Zur Übertragung der Datenpakete wird ausgeführt:

„2.3 Abhören von Telefongesprächen
Wenn Telefongespräche oder Daten unverschlüsselt übertragen werden, könnten Angreifer grundsätzlich Informationen mithören oder mitlesen. So könnten sie beispielsweise die Telefonkabel direkt anzapfen oder an einer zwischen den  esprächsteilnehmern vermittelnden TK-Anlage lauschen. Bei VoIP können Telefongespräche und Datenübertragungen sogar einfacher als bei klassischen TK-Anlagen abgehört werden. Alle Sprachinformationen werden innerhalb eines Medienstroms, beispielsweise mit dem Realtime Transport Protocol (RTP), übertragen. Durch Techniken wie Spoofing und  Sniffing stehen bei VoIP den Angreifern auch alle Möglichkeiten von Angriffen in  Datennetzen zur Verfügung.“

Bei einem erhöhten Schutzbedarf (insbesondere bei der Verarbeitung besonderer Kategorien personenbezogener Daten) sollten nach Ansicht des BIS folgende Maßnahmen getroffen werden:

„NET.4.2.A14 Verschlüsselung der Signalisierung (H)

Die Integrität und Vertraulichkeit der Signalisierungsinformationen SOLLTE durch geeignete kryptografische Verfahren gewährleistet werden.

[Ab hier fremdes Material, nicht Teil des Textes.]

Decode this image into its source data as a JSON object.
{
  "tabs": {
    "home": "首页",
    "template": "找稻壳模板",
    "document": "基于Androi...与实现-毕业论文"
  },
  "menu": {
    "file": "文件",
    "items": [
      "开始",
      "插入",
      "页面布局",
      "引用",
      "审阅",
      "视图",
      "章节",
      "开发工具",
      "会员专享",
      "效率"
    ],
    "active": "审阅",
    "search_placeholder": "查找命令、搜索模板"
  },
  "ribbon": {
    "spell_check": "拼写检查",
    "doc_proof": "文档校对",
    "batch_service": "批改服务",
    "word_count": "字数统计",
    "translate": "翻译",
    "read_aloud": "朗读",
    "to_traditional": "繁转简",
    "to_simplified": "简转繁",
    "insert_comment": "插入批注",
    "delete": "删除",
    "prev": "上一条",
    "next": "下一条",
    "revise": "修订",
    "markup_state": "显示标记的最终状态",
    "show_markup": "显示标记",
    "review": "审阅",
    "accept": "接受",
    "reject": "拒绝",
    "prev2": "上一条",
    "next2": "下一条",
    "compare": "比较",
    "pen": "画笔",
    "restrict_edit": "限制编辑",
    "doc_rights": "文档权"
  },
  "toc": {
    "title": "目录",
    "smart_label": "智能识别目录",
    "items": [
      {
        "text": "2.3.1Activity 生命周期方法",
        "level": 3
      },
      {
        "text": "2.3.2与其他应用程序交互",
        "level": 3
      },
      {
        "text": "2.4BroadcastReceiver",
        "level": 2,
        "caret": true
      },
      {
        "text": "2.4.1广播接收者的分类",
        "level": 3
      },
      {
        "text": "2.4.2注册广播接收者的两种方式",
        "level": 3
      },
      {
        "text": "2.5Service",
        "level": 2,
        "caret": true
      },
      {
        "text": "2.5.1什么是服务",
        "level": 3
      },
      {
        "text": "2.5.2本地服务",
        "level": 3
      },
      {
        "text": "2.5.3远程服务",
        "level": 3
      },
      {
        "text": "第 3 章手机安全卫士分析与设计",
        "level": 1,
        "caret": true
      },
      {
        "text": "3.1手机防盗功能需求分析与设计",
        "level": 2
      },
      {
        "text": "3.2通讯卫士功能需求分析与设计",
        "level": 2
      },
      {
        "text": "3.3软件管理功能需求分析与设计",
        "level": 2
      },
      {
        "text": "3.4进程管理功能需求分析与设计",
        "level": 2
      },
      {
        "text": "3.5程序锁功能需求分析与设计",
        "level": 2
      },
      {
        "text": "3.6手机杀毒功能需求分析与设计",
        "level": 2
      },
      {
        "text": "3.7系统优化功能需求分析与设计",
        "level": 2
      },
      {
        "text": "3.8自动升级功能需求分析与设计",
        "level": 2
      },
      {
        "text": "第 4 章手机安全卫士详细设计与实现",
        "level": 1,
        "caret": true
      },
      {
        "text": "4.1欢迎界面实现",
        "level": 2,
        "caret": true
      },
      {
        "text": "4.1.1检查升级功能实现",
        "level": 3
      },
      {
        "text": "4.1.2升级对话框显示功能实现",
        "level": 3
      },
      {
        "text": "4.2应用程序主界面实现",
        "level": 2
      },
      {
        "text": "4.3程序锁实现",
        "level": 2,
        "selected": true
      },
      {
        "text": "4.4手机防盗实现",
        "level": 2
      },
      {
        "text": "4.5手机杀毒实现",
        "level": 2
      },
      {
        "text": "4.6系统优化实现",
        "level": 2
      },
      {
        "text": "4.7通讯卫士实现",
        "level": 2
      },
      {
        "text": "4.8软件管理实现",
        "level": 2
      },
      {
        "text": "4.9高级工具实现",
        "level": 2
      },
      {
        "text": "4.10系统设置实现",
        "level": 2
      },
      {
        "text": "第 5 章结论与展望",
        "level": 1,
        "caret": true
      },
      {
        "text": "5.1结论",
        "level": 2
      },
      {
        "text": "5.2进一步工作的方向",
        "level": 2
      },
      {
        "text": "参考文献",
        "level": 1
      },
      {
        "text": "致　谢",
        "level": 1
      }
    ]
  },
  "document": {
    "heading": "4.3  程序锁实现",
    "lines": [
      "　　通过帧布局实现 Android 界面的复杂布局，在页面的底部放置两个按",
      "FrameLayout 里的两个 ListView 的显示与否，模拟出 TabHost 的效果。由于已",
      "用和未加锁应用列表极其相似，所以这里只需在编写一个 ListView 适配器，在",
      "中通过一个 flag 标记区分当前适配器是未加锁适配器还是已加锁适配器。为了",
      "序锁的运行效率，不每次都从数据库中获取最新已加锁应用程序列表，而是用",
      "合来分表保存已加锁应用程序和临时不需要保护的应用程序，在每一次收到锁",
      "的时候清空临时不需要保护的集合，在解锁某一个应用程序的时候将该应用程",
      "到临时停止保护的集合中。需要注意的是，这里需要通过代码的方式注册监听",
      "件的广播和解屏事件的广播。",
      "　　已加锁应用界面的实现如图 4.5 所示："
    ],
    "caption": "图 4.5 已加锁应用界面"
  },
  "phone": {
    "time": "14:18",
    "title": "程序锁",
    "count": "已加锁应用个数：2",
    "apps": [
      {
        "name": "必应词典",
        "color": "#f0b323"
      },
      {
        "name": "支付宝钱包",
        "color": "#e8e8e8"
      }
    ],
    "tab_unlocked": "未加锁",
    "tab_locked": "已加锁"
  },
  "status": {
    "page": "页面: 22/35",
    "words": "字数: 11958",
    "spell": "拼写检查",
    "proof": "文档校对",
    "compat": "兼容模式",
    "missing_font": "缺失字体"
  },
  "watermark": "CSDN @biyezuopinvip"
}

Nicht nur die Nutzdaten, sondern auch die Authentisierungsdaten SOLLTEN durchgängig verschlüsselt werden. Der Zugriff auf das VoIP-Gateway SOLLTE durch VoIP-Adressen und H.323-Identitäten so weit wie möglich eingeschränkt werden. Es SOLLTEN zusätzlich Ende-zu-Ende-Sicherheitsmechanismen für den Medientransport und die Signalisierung benutzt werden. Es SOLLTE dokumentiert werden, wie die Signalisierung geschützt wird.

NET.4.2.A15 Sicherer Medientransport mit SRTP (H)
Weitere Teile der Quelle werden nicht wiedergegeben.